Highly Sensitive and Selective Detection of L-Tryptophan by ECL Using Boron-Doped Diamond Electrodes

Abstract

L-tryptophan is an amino acid that is essential to the metabolism of humans. Therefore, there is a high interest for its detection in biological fluids including blood, urine, and saliva for medical studies, but also in food products. Towards this goal, we report on a new electrochemiluminescence (ECL) method for L-tryptophan detection involving the in situ production of hydrogen peroxide at the surface of boron-doped diamond (BDD) electrodes. We demonstrate that the ECL response efficiency is directly related to H₂O₂ production at the electrode surface and propose a mechanism for the ECL emission of L-tryptophan. After optimizing the analytical conditions, we show that the ECL response to L-tryptophan is directly linear with concentration in the range of 0.005 to 1 µM. We achieved a limit of detection of 0.4 nM and limit of quantification of 1.4 nM in phosphate buffer saline (PBS, pH 7.4). Good selectivity against other indolic compounds (serotonin, 3-methylindole, tryptamine, indole) potentially found in biological fluids was observed, thus making this approach highly promising for quantifying L-tryptophan in a broad range of aqueous matrices of interest.

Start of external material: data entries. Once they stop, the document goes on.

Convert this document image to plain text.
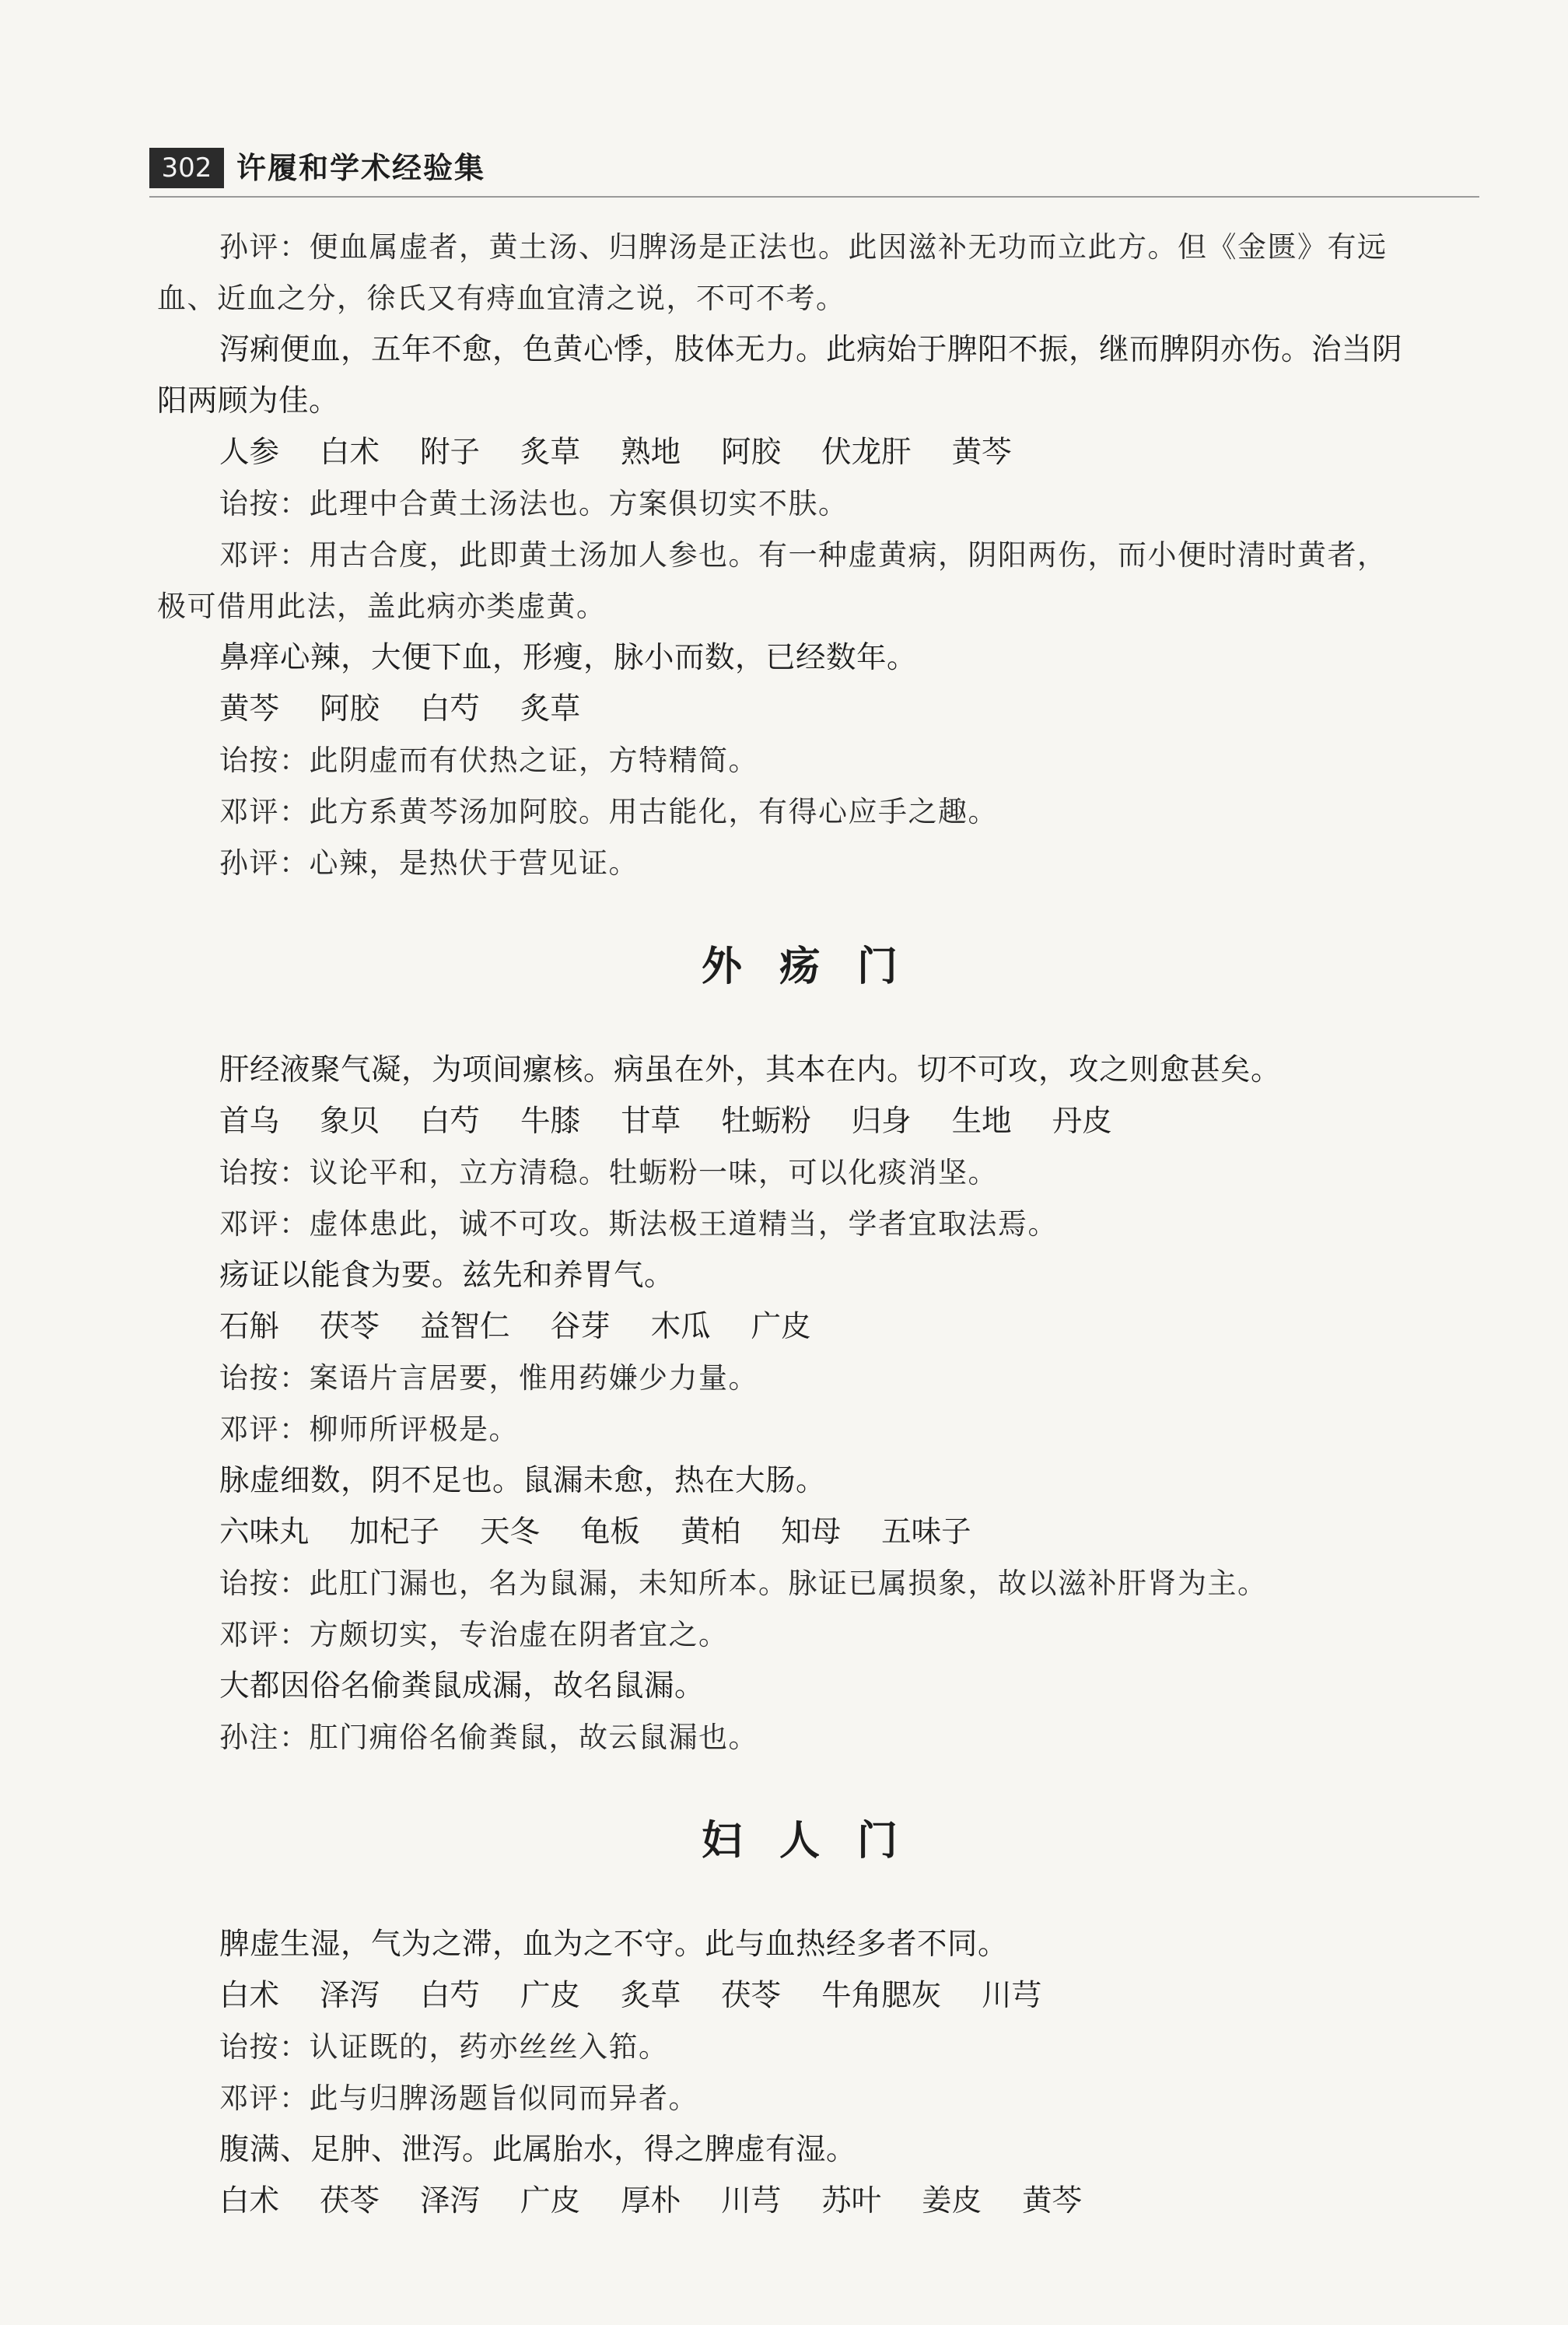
302 许履和学术经验集
孙评：便血属虚者，黄土汤、归脾汤是正法也。此因滋补无功而立此方。但《金匮》有远
血、近血之分，徐氏又有痔血宜清之说，不可不考。
泻痢便血，五年不愈，色黄心悸，肢体无力。此病始于脾阳不振，继而脾阴亦伤。治当阴
阳两顾为佳。
人参 白术 附子 炙草 熟地 阿胶 伏龙肝 黄芩
诒按：此理中合黄土汤法也。方案俱切实不肤。
邓评：用古合度，此即黄土汤加人参也。有一种虚黄病，阴阳两伤，而小便时清时黄者，
极可借用此法，盖此病亦类虚黄。
鼻痒心辣，大便下血，形瘦，脉小而数，已经数年。
黄芩 阿胶 白芍 炙草
诒按：此阴虚而有伏热之证，方特精简。
邓评：此方系黄芩汤加阿胶。用古能化，有得心应手之趣。
孙评：心辣，是热伏于营见证。
外疡门
肝经液聚气凝，为项间瘰核。病虽在外，其本在内。切不可攻，攻之则愈甚矣。
首乌 象贝 白芍 牛膝 甘草 牡蛎粉 归身 生地 丹皮
诒按：议论平和，立方清稳。牡蛎粉一味，可以化痰消坚。
邓评：虚体患此，诚不可攻。斯法极王道精当，学者宜取法焉。
疡证以能食为要。兹先和养胃气。
石斛 茯苓 益智仁 谷芽 木瓜 广皮
诒按：案语片言居要，惟用药嫌少力量。
邓评：柳师所评极是。
脉虚细数，阴不足也。鼠漏未愈，热在大肠。
六味丸 加杞子 天冬 龟板 黄柏 知母 五味子
诒按：此肛门漏也，名为鼠漏，未知所本。脉证已属损象，故以滋补肝肾为主。
邓评：方颇切实，专治虚在阴者宜之。
大都因俗名偷粪鼠成漏，故名鼠漏。
孙注：肛门痈俗名偷粪鼠，故云鼠漏也。
妇人门
脾虚生湿，气为之滞，血为之不守。此与血热经多者不同。
白术 泽泻 白芍 广皮 炙草 茯苓 牛角腮灰 川芎
诒按：认证既的，药亦丝丝入筘。
邓评：此与归脾汤题旨似同而异者。
腹满、足肿、泄泻。此属胎水，得之脾虚有湿。
白术 茯苓 泽泻 广皮 厚朴 川芎 苏叶 姜皮 黄芩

Keywords: L-tryptophan; boron-doped diamond; electrochemiluminescence.

Figure 1

Lower applied voltage plotted against the corresponding oxidation ECL peak emission during the oxidation of luminol in log10 scale. Three electrodes, Au (short dash line) GC (long dash line), and BDD (continuous line), were tested, starting at 0 V before then sweeping to the lower potential and finally sweeping to 1 V, at a scan rate of 0.1 V.s⁻¹ in a 0.1 M PBS solution with 1 µM of luminol (n = 3).

Figure 2

(a) CV (dashed line) and ECL (solid line) emission from 500 nM L-tryptophan in 0.1 M PBS solution. CV scan was 0 V → −3 V → 1.5 V → 0 V, at a scan rate 0.25 V.s⁻¹. (b) Resulting calibration curve for L-tryptophan obtained in the same experimental conditions (inset: ECL peak emission for each concentration of tryptophan measured (0, 5, 10, 25, 50, 100, 250, 500, 1000 nM) in 0.1 M PBS (pH 7.4) on BDD electrodes after successive reduction and oxidation).

Figure 3

(a) ECL signal intensity versus wavelength from BDD electrode and (b) ECL emission plotted against time for four electrodes (yellow: Au, red: Pt, black: GC and turquoise: BDD) recorded with the PMT. In both cases a solution containing 0.1 M PBS (pH 7.4) and 500 nM tryptophan was used; CV scan was 0 V → −3 V → 1.5 V → 0 V, at a scan rate 0.1 V.s⁻¹.

Figure 4

Proposed mechanism for the ECL of L-tryptophan at BDD electrode using successive electro-reduction and electro-oxidation.

Figure 5

ECL maximum peak emission from 10 µM of five different indolic compounds (tryptophan, tryptamine, indole, skatole (3-methylindole) and serotonin) on BDD electrodes after successive reduction and oxidation. CV scan was 0 V → −3 V → 1.5 V → 0 V, at a scan rate 0.1 V.s⁻¹.